Academic Editor: Pradeep Visen

Copyright © 2012 Siddig Ibrahim Abdelwahab et al. This is an open access article distributed under the Creative Commons Attribution License, which permits unrestricted use, distribution, and reproduction in any medium, provided the original work is properly cited.

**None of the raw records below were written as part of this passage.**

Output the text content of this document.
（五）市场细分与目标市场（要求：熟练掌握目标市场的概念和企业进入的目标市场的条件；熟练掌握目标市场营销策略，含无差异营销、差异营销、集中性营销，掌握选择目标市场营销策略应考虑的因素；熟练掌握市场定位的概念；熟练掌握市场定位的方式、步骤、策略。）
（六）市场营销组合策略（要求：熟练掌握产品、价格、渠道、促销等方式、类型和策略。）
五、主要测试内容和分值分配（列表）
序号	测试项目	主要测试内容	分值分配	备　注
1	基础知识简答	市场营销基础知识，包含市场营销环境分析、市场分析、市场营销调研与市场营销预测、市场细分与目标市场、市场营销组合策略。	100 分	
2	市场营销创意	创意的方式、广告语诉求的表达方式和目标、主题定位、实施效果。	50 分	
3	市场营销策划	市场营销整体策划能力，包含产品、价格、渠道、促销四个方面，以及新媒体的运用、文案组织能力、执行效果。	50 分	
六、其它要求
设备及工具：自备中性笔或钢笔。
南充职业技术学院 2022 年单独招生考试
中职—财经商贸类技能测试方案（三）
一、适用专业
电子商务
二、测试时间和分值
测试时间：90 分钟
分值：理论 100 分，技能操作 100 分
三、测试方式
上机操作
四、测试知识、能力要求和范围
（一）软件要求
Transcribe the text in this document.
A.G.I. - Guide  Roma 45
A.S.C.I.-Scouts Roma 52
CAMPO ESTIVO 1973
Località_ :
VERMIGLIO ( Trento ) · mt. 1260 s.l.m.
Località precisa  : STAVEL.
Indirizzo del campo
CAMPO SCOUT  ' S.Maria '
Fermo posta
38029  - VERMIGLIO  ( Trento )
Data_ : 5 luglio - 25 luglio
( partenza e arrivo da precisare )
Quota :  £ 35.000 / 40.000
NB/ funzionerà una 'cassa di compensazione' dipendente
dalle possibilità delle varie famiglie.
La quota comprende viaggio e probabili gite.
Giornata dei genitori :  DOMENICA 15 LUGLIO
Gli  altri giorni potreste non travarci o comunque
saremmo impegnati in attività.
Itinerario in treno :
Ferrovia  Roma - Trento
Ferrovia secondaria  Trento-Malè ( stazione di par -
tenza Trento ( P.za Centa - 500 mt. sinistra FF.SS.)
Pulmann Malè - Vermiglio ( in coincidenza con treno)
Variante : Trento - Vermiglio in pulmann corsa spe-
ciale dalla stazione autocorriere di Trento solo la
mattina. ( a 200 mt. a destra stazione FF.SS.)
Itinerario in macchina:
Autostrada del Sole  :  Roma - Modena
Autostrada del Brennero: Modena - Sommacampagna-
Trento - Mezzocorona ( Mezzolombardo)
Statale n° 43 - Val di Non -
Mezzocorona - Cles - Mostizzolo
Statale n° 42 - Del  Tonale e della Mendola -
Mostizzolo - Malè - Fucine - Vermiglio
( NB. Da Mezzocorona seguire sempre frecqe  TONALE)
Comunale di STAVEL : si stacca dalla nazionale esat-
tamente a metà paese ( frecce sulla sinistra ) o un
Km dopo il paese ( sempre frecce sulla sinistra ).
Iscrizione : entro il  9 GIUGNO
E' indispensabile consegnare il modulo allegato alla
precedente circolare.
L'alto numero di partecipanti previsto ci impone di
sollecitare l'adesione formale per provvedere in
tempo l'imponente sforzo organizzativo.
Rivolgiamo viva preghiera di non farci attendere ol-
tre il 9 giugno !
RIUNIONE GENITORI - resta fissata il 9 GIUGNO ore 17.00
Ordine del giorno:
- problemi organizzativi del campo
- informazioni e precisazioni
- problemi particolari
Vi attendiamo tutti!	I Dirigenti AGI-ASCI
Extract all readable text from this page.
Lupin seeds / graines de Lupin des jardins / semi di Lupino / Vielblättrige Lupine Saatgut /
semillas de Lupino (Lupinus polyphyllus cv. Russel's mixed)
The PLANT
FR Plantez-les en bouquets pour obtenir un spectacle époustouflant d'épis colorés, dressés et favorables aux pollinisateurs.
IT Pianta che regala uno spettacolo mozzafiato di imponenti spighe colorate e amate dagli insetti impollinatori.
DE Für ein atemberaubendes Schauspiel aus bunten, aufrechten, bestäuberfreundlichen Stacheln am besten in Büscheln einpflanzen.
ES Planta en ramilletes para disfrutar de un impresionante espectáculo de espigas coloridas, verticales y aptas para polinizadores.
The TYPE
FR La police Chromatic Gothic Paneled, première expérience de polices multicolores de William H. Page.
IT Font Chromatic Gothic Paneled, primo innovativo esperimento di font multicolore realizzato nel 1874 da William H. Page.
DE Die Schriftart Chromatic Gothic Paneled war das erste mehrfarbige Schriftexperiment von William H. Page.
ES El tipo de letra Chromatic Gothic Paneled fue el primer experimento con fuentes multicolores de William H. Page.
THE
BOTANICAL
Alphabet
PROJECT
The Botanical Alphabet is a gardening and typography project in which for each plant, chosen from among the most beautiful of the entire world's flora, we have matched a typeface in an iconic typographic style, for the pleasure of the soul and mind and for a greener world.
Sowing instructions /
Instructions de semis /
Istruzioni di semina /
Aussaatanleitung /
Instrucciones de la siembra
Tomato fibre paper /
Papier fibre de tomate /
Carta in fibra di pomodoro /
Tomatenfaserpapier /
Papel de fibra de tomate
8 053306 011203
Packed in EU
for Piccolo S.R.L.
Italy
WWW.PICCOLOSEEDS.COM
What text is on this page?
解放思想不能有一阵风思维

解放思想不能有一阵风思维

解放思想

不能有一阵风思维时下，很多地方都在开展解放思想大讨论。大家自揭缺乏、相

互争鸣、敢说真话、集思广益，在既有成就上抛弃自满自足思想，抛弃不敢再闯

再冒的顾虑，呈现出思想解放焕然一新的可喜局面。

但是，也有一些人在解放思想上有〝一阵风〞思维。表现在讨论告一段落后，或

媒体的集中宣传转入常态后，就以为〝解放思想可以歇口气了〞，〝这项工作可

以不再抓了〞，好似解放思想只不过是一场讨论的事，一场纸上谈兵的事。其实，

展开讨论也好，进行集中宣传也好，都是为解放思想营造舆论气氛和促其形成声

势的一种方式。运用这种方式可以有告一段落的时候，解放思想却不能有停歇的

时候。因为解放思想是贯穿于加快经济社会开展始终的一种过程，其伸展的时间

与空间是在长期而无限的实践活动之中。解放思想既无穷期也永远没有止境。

Clerodendron capitatum (Willd) (family: verbenaceae) is locally named as Gung and used traditionally to treat erectile dysfunction. Therefore, the current study was designed to investigate the erectogenic properties of C. capitatum. The relaxation effect of this plant was tested on phenylephrine precontracted rabbit corpus cavernosum smooth muscle (CCSM). The effects of C. capitatum were also examined on isolated Guinea pig atria alone, in the presence of calcium chloride (Ca2+ channel blocker), atropine (cholinergic blocker), and glibenclamide (ATP-sensitive K+ channel blocker). These effects were confirmed on isolated rabbit aortic strips. The extract, when tested colorimetrically for its inhibitory activities on phosphordiesterase-5 (PDE-5) in vitro towards p-nitrophenyl phenyl phosphate (PNPPP), was observed to induce significant dose-dependent inhibition of PDE-5, with an ID50 of 0.161 mg/ml ( 𝑃 < . 0 5 ). In conclusion, our results suggest that C. capitatum possesses a relaxant effect on CCSM, which is attributable to the inhibition of PDE-5, but not mediated by the release calcium, activation of adrenergic or cholinergic receptors, or the activation of potassium channels.